5. Why "material" has many meanings. You see the word "material" a lot in contracts. It doesn't always mean the same thing. There's the general
common-law concept of "material breach" of an agreement that entitles the non-breaching party to terminate or obtain relief; this usually requires
a pretty severe showing that the breach went to the heart of the parties' bargain, and is a lot harder to prove in court than most people think.

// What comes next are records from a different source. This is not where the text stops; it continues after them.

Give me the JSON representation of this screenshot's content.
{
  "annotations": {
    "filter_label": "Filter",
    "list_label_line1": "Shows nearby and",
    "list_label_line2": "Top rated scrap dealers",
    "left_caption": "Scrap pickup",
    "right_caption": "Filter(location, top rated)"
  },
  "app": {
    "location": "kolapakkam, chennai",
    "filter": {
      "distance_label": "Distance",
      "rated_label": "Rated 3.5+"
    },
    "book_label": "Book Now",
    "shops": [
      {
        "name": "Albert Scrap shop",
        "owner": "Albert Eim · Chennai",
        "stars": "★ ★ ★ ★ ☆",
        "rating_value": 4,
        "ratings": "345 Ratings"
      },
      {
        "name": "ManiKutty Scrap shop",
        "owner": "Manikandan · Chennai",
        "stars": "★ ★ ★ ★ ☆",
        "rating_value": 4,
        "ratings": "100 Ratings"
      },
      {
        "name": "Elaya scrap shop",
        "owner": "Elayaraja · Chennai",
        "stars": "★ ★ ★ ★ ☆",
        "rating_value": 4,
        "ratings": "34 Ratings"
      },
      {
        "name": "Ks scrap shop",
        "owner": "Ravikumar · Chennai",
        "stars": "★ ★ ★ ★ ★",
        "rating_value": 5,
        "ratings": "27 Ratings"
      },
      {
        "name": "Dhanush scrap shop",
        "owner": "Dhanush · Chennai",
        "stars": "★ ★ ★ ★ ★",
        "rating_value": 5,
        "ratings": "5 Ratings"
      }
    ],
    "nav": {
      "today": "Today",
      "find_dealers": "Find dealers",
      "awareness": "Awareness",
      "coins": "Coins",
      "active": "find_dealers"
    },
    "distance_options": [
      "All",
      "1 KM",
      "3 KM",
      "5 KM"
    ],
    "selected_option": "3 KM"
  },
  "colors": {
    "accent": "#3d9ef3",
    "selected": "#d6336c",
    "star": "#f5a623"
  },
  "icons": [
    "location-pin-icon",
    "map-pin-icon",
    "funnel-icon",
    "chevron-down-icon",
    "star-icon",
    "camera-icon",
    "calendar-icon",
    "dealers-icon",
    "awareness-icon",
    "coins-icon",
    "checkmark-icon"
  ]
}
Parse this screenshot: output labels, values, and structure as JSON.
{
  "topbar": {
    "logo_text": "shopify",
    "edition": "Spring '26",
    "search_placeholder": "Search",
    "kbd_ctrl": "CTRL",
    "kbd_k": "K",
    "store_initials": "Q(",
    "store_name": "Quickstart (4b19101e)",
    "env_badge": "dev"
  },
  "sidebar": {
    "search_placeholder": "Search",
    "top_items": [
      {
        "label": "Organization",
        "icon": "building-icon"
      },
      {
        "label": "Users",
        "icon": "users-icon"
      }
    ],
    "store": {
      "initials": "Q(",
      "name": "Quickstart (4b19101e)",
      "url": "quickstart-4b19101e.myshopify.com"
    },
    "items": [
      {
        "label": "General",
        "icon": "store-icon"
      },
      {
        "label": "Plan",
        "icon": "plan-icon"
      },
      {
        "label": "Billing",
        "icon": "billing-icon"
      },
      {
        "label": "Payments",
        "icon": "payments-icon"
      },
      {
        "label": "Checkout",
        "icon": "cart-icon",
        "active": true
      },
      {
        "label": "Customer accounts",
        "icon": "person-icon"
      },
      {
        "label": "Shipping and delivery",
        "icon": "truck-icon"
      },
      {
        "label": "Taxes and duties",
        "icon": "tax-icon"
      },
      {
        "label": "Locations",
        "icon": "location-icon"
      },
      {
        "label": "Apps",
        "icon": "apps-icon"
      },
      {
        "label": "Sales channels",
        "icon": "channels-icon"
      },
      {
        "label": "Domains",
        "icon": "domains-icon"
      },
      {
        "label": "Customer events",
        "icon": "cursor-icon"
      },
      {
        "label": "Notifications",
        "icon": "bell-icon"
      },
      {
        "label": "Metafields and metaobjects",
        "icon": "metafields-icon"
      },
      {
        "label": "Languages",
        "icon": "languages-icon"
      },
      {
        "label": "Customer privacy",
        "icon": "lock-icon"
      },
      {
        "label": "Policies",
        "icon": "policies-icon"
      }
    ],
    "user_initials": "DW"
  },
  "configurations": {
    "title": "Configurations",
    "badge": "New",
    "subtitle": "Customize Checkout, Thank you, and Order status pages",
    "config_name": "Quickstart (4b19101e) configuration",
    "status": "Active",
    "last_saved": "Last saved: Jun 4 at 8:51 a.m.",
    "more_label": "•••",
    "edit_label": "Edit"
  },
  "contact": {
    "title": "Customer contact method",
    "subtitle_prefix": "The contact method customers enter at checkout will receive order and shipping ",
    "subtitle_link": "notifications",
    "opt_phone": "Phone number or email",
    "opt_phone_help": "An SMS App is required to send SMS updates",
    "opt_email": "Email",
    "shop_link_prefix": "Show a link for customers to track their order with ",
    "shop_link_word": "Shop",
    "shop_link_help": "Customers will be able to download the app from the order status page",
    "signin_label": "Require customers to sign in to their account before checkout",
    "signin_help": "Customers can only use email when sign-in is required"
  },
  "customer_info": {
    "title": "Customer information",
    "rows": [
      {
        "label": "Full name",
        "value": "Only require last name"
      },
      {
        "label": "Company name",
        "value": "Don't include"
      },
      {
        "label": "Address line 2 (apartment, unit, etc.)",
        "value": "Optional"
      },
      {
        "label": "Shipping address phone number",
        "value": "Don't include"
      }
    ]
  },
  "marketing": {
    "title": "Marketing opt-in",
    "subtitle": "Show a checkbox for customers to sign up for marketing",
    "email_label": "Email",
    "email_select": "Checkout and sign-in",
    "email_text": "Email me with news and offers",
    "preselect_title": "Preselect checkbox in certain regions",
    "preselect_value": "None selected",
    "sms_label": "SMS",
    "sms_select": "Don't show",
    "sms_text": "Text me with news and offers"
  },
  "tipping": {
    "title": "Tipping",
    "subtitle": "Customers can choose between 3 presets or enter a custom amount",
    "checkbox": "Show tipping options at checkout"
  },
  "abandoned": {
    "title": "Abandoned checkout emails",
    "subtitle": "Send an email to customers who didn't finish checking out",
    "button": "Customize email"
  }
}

Then there's "material" in the sense used in the MAC clause, which is related to, but not exactly the same as, the term "material" used in connection
with securities regulation, where the making of a materially misleading statement (or omission) gives rise to anti-fraud liability. And finally,
there's the material used in the phrase "in all material respects," which also featured in this case and which is essentially the same as saying
"in ways that are non-trivial." Another lesson from Adams is that you should, when you mean the latter, just say "non-trivial," as the court had
to go on for several pages (reflecting, no doubt, expensive minutes or hours of oral argument and brief-writing) to explain.
6. Why you shouldn't "execute" a contract (especially when it hasn't committed a capital offense). The court made a passing observation about
the two-edged meaning of "execute," a contract: people frequently use it to mean "sign," but as in this case it also means "perform," which is
why Adams recommends (and I endorse) always using "sign" to mean, well, sign and "perform" to mean perform. No confusion, no weeping or gnashing
of teeth in court.
7. Why choice of law matters. One of those boring old boilerplate provisions in contracts is the choice of law clause, which sometimes also includes a choice of venue (court system). In this case the parties stipulated Delaware law to govern, and the Delaware courts to hear the case. I was slightly surprised that Vice Chancellor Laster just breezed by the legal reason why a Delaware court is OK applying a choice-of-law clause stipulating Delaware law and venue when neither the parties nor the transaction have any relation to Delaware (Louisiana corporation on one side, German and Louisiana corporations on the other, deal negotiated in Illinois and Germany). The general rule in most states is that a dispute has to have some connection to where the court is sitting for them to apply its law and its court resources, but, as luck has it, Delaware and New York each have statutes that allow parties to any contract, anywhere, to stipulate those states' laws and courts, even without any other connection, provided the contract crosses a threshold of monetary value, which this one plainly did. And in this case the choice was a very sensible one, as Delaware has a deep pool of knowledge and case law involving merger agreements.
8. Bonus fun fact. You will notice that the publicly traded ultimate parent company of the Fresenius enterprise is called Fresenius SE &
Co. KGaA. Those letters at the end mean Kommanditgesellschaft auf Aktien, meaning limited partnership with shares, a pretty obscure form
of corporate organization. It's been a long time since I had to know about those.